Response by poster: Thanks, all, for the advice; I'm probably going to do the re-wetting route, and then scan the negatives if that fails. I'll eventually post a follow-up when/if an example of this accident makes it onto my flickr page.
posted by not_on_display at 10:02 AM on May 12, 2009

Best answer: If you can get your hands on some Wetting agent, added to the water that will prevent any white spots appearing when they dry.
posted by Lanark at 11:07 AM on May 12, 2009

Best answer: I have a wet darkroom, unfortunately I'm a few thousand miles from you as far as I can see.

The question I'd first ask is it it fibre based paper or resin coated? I'd think it would be resin coated unless you asked for them to be printed on fibre. Fibre based paper is fine in water for as long as you like, resin based however seems to delaminate at the corners if it's immersed for too long.


Put in room temperature water for 10 minutes (if resin coated) or an hour (if fibre).

Remove and gently separate.

Squeegee them dry of any standing water with a print squeegee (if you own one). It should be almost clinically clean.

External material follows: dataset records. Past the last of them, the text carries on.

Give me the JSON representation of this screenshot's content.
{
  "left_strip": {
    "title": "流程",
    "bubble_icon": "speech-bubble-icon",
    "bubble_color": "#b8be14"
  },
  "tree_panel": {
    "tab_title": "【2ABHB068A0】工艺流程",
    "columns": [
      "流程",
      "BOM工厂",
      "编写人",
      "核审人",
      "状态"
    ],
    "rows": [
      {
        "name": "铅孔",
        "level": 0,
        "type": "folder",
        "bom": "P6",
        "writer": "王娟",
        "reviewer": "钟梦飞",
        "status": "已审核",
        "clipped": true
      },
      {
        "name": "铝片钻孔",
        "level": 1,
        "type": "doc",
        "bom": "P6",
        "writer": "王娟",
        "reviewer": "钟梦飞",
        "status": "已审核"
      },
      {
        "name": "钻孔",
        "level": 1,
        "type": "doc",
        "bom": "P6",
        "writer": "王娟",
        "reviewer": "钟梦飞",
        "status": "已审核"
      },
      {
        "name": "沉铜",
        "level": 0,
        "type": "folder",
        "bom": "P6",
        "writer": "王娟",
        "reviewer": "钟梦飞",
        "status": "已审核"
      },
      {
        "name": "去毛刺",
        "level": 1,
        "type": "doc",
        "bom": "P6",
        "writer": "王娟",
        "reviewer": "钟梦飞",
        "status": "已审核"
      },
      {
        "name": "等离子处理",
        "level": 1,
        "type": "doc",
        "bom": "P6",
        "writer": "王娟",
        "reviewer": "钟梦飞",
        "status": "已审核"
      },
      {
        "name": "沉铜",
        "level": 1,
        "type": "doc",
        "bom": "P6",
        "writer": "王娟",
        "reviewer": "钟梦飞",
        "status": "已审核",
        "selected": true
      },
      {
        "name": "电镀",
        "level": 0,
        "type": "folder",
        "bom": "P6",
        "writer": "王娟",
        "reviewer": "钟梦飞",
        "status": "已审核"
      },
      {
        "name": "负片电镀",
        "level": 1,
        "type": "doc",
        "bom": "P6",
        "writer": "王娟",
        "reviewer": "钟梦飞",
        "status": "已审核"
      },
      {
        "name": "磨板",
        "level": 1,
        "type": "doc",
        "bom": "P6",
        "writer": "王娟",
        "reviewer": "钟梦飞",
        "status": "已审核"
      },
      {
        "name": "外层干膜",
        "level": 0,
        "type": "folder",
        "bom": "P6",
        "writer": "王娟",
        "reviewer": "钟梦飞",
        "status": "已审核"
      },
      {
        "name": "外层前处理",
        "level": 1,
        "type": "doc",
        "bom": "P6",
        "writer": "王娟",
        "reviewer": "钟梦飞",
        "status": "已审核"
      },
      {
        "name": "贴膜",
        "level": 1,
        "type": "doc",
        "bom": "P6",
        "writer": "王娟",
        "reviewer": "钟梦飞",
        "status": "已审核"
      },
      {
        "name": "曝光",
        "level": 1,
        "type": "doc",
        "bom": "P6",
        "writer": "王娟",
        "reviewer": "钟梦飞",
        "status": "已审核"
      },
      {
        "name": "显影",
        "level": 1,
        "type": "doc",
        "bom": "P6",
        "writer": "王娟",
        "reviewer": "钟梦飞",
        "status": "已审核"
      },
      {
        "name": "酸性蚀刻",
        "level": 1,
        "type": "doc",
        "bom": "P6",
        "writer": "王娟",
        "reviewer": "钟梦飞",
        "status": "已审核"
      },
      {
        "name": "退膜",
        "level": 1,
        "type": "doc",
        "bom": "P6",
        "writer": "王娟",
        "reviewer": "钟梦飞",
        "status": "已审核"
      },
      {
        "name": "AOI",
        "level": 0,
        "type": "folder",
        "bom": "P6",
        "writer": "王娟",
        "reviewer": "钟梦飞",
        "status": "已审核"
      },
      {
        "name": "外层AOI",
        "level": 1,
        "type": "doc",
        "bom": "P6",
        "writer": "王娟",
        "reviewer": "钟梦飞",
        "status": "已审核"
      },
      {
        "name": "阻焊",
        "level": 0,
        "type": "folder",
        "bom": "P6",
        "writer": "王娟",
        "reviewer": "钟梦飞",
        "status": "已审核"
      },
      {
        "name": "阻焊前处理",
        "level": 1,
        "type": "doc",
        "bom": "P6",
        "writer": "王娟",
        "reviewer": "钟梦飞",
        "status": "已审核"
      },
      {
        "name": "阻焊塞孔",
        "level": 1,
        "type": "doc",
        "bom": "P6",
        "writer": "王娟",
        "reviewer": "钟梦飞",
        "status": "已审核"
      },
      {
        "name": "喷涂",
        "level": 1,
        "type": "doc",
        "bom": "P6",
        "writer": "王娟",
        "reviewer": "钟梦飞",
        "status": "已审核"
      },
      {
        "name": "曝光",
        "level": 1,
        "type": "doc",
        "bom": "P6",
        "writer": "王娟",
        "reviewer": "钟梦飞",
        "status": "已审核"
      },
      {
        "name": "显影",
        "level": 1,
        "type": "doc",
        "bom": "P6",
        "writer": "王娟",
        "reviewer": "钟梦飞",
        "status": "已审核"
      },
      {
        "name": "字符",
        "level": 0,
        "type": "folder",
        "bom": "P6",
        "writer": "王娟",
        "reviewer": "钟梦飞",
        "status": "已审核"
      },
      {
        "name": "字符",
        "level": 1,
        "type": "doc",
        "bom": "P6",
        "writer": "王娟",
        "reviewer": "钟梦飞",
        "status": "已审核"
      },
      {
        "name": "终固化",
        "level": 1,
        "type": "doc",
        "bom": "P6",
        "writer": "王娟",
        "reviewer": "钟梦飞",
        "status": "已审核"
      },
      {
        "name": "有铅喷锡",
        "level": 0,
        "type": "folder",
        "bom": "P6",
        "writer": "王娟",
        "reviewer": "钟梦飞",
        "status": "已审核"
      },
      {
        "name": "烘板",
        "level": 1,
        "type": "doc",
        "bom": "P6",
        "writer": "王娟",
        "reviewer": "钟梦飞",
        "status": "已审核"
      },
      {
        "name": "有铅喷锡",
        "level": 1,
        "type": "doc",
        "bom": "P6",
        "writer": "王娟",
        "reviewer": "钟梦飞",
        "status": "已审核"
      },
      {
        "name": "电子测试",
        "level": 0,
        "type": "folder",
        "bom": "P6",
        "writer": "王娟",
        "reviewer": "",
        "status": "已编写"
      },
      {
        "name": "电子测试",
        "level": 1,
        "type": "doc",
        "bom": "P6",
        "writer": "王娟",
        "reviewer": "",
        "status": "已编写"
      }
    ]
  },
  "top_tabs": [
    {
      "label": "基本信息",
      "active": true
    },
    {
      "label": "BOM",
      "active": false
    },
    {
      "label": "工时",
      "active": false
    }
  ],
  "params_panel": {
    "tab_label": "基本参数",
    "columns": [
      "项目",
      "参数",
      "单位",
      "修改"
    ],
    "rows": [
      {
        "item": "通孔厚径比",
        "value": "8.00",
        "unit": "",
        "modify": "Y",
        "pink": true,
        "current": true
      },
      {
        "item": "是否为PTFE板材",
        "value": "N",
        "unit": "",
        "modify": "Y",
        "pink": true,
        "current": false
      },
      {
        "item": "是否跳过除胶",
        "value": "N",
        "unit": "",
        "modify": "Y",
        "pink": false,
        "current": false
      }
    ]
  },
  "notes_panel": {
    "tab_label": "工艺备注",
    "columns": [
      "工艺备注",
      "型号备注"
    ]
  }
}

If resin coated dry them in an upright position (in a rack or hanging) or just dry them face up on a tea towel, paper kitchen towel or other absorbent material, however you may get water marks as it dries so a quick wipe with a clean sheet of tissue may be best.

If fibre based dry between sheets of archival blotting paper lightly weighted on top. Change paper for new paper after about 4 hours. Repeat until dry. Note that fibre based paper NEVER goes flat unless it's mounted.